The ADD/ADHD Checklist: A Practical Reference for Parents and Teachers by Sandra F. Rief
If your child has ADHD, you will have battles with your child’s teachers at some point. The education system is not made for them. At some point, a teacher is likely to tell your or your child that their ADHD is not real, or that your child is just lazy, stupid, or doesn’t care enough.
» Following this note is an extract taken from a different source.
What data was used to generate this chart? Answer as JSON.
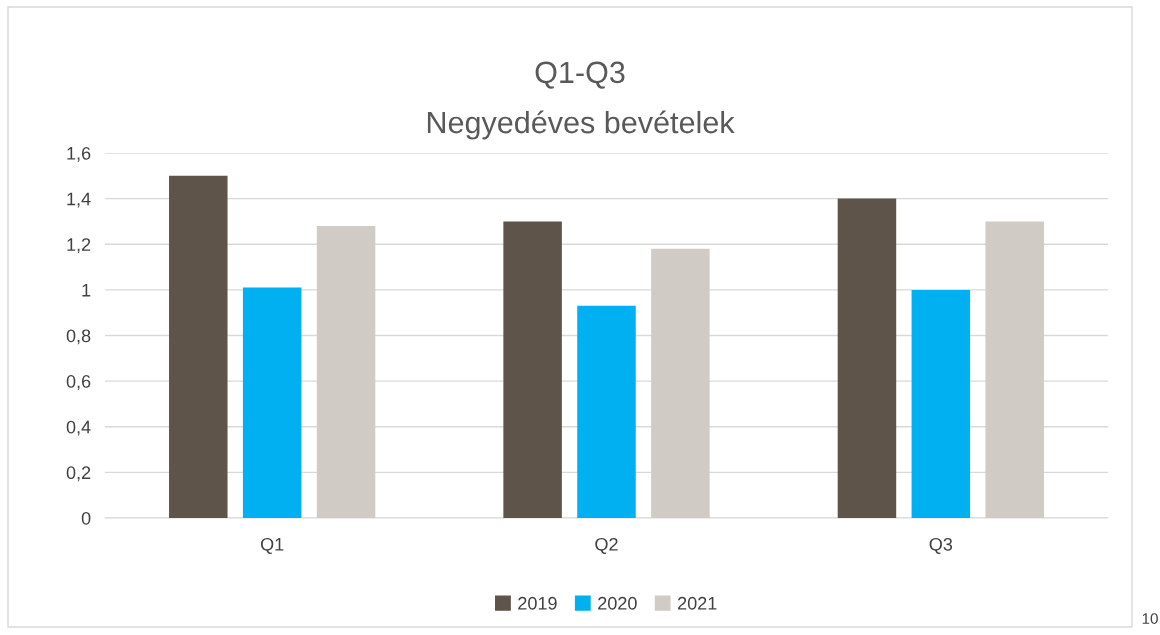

It comes in many forms, but your child will need you to advocate for them—and they will need your help to learn to advocate for themselves. This book offers tools to help you navigate the challenges fo the education system so your child can get the support they need in the classroom.
Parent Child Excursions: ADHD, Anxiety, and Autism by Dan Shapiro and John Watkins-Chow
This book redefines ADHD, autism, and anxiety in terms of issues with “stopping” and “going” mechanisms within your child’s mind. It offers ways to help your child strengthen self-control and balance in self-managing functions they struggle with because of how they’re wired. Of note, this book includes a section on sexuality and gender variation for children with these disabilities.